Recognized as one of Alberta's Top Employers (2019):
By Richard Yerema and Kristina Leung, Mediacorp Canada Inc. staff editors (Feb 19, 2019)
Here are some of the reasons why Alberta Gaming, Liquor & Cannabis / AGLC was selected as one of Alberta's Top Employers (2019):
- In addition to annual support for the United Way campaign and other charitable initiatives, AGLC employees can apply for a secondment opportunity to work with the United Way (up to three months) and gain additional leadership and other work-related skills
- Employees working at AGLC receive 3 weeks of paid vacation allowance to start, moving to 7 weeks over the course of their careers -- the organization also considers previous experience when setting individual vacation entitlements and offers up to 3 paid personal days off each year
- AGLC's head office features a number of amenities, including an onsite cafeteria with healthy and special diet menus, an employee lounge and free membership to an onsite fitness facility -- employees are also encouraged to adopt healthier and active lifestyles through the formal "Active@AGLC" program that supports physical and mental health initiatives
Work-life balance keeps AGLC on top of its game
At first glance, you might wonder about the path that led Jenna-Rae Patry from her years as a psychology major, radio host, massage therapist and pharmaceutical researcher in Germany to her current position as a policy analyst with Alberta Gaming, Liquor and Cannabis.
A closer look at Patry's role provides some clues.
A Crown commercial agency, AGLC oversees the gaming, liquor and cannabis industries in Alberta. Patry is part of a four-person team, based in St.
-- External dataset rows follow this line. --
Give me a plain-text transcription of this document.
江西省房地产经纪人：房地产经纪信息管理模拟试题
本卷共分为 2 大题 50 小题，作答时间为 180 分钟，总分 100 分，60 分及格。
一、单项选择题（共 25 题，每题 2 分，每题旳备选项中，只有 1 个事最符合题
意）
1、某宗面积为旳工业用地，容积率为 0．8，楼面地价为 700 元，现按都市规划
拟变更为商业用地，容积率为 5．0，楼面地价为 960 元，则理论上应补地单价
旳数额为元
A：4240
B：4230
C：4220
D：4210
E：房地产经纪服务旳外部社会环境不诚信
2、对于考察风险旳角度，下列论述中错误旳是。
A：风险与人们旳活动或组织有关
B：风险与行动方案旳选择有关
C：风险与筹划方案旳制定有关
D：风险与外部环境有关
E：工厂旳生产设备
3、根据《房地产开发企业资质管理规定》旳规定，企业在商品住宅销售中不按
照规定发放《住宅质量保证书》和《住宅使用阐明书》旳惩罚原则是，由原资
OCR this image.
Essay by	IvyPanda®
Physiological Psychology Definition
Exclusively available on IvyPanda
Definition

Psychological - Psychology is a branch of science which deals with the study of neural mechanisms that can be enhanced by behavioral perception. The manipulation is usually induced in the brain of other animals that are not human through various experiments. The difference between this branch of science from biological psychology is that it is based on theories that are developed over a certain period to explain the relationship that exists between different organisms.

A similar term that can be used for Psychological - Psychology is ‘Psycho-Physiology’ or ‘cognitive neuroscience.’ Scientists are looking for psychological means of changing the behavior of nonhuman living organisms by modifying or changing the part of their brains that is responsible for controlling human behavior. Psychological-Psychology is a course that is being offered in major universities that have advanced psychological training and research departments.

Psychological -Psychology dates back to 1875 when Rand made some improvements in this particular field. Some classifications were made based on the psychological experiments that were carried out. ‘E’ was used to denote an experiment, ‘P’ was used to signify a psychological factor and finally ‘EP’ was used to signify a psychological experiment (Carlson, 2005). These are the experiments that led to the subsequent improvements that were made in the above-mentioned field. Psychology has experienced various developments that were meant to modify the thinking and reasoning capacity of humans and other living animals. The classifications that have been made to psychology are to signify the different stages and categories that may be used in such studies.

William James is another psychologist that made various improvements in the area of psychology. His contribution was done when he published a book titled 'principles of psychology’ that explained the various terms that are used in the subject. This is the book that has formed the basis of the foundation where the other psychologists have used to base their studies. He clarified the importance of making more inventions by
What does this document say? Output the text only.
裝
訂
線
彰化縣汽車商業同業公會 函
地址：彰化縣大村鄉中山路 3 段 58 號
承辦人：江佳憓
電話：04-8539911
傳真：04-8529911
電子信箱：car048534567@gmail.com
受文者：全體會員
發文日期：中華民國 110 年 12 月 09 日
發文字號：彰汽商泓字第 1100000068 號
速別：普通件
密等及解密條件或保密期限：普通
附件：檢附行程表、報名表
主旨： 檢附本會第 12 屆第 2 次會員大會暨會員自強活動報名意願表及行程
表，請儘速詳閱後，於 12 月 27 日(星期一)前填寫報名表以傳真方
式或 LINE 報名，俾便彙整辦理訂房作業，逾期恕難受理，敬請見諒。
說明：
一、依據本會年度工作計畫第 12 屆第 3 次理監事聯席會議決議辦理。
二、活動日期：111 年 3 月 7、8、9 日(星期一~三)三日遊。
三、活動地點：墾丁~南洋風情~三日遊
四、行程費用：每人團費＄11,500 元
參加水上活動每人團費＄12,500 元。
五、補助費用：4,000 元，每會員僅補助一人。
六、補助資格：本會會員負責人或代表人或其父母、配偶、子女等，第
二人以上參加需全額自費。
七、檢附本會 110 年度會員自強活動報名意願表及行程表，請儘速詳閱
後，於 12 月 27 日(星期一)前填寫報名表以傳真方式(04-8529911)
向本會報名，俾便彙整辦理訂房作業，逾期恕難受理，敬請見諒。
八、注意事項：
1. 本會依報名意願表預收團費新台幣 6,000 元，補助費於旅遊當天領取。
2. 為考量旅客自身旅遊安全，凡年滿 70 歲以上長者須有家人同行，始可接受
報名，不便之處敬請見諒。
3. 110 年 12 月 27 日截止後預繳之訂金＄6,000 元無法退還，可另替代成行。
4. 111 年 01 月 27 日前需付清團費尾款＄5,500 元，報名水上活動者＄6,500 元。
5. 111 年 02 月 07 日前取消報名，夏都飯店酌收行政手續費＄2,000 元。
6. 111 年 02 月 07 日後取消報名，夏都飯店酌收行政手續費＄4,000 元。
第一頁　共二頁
Albert, that writes and revises the rules that govern racetracks, casinos, bingo halls and other gaming activities in the province.
In this role, she applies similar research methods, statistical analysis and data modelling as she did to obtain her bachelor of science degree at Edmonton's McEwan University. "Research and writing are big parts of my job," she says.
To change the system for slot-machine reporting, for example, Patry analyzes the current system, conducts research into its applications, consults affected stakeholders, collaborates with her team, then revises the applicable sections of the policy handbook. The policy team usually has more than 20 projects on the go. Some take weeks, others take a year.
"We always have so much to do," says Steve Lautischer, AGLC's director of gaming business, "but we always keep in mind our employees' work-life balance. It's important that people can detach, go home and come back the next day refreshed."
A supportive work environment was one of the factors that attracted Patry to AGLC. Noticing a posting on the agency's website, she asked family and friends about the organization and "heard nothing but positive reviews from people they knew who loved their job.
"There were a number of women in leadership positions," she adds, "and a lot of professional development opportunities."
AGLC's mandate attracts individuals with business skills as well as experience in human resources, IT, finance and a variety of other disciplines.
"We also employ about 150 field service technicians to install and maintain slot machines, VLTs and lottery terminals," says Lautischer.
If employees want to move into different areas, AGLC provides internal learning and development programs such as job shadowing, an online career planning tool, in-house courses, as well as programs affiliated with the University of Alberta.
"Working here has been a real learning experience," says Patry, who knew little about gaming when she joined AGLC two years ago. "Since I started, I've noticed how long people work here. Now I'd love to stay here, too."